Morphology modulation of polymeric assemblies by guest drug molecules: TEM study and compatibility evaluation

Amphiphilic copolymers with poly(N-isopropylacrylamide) and ethyl tryptophan, ethyl 4-aminobenzoate, or ethyl glycinate as side groups were synthesized. Assemblies based on these copolymers were employed as model systems to investigate the morphology transformation upon loading of various hydrophobic drugs. TEM observation suggested that the loading of non-steroidal anti-inflammatory drugs, including ibuprofen, ketoprofen, indomethacin, naproxen and mefenamic acid, can trigger a significant morphological transformation of assemblies based on copolymers with low substitution of hydrophobic group. On the other hand, the introduction of steroidal anti-inflammatory drugs (medroxyprogesterone acetate, prednisone acetate and dexamethasone) and aliphatic acids (caprylic acid, tetradecanoic acid and stearic acid) has no significant effect on the morphology of assemblies derived from the same copolymers, although they do have some effect on the morphology of assemblies based on copolymers with high content of hydrophobic group. In addition, the morphology of assemblies is well correlated with drug loading efficiency. An occurrence of morphology transformation means a higher drug loading, and vice versa.

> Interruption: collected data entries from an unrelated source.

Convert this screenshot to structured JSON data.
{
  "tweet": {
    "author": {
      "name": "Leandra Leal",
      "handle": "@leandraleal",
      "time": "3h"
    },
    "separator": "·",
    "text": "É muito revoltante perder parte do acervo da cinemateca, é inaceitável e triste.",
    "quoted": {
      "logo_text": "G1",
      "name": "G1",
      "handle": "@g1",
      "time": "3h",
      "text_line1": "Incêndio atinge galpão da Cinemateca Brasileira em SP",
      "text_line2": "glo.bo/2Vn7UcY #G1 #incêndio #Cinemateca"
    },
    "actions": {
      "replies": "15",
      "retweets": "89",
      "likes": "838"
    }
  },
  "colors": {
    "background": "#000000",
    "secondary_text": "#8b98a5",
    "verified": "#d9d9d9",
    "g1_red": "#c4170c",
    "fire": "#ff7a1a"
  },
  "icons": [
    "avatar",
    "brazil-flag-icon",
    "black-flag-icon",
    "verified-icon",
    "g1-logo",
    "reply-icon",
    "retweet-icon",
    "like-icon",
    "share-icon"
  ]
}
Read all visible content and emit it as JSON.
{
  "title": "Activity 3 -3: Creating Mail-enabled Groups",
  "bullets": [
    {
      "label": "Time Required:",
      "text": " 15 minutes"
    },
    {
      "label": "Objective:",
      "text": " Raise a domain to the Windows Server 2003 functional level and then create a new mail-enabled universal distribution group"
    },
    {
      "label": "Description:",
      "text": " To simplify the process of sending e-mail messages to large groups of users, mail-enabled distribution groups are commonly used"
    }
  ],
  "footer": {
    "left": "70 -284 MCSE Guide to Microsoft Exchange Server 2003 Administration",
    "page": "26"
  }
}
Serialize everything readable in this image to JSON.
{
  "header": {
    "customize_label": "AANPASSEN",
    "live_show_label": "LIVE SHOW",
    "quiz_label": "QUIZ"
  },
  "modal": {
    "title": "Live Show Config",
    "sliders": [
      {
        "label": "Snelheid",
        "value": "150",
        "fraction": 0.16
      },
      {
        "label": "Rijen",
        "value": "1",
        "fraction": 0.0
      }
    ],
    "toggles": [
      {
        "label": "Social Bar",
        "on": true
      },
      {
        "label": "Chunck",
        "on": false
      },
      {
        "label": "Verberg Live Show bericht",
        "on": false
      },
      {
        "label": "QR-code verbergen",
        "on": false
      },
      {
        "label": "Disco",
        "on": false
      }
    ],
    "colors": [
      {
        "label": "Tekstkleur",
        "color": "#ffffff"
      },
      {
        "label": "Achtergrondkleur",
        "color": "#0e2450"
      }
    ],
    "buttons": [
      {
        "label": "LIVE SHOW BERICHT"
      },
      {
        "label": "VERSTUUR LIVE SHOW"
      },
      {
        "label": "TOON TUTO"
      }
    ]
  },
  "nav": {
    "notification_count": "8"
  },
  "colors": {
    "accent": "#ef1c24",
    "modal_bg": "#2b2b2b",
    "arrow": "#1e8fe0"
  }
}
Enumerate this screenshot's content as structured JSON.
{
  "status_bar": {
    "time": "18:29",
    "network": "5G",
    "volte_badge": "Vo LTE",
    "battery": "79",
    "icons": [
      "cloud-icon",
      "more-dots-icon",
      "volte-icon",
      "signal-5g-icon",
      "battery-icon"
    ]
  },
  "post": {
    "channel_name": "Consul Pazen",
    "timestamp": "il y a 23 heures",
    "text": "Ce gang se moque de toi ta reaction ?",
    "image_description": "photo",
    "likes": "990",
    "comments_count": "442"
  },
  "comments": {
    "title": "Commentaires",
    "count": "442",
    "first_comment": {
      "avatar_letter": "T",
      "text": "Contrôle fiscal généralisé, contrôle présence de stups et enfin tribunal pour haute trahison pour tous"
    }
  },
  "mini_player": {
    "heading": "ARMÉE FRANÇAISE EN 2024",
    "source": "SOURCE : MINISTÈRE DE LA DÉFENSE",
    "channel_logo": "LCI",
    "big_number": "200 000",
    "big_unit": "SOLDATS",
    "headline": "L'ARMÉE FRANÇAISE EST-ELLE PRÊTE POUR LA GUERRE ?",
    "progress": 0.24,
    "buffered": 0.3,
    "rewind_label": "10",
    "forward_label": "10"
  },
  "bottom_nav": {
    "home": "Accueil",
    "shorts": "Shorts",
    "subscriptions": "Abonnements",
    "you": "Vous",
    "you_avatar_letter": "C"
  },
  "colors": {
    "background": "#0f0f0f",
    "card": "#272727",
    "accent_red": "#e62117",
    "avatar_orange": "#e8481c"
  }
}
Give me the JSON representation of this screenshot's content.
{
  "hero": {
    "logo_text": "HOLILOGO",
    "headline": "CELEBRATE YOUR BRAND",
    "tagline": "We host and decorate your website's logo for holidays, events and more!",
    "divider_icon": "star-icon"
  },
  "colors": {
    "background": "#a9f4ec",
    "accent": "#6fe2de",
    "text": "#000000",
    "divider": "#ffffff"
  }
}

Various physicochemical parameters including partition coefficient, molecular volume and solubility parameters were calculated according to group contribution method. Analysis of these data pointed to the fact that a combination of molecular volume and solubility parameters can be used as a measure to judge whether one molecule is 'active' or 'neutral'. This rule can also be applied to evaluate the compatibility between candidate drugs and nanocarriers based on these copolymers.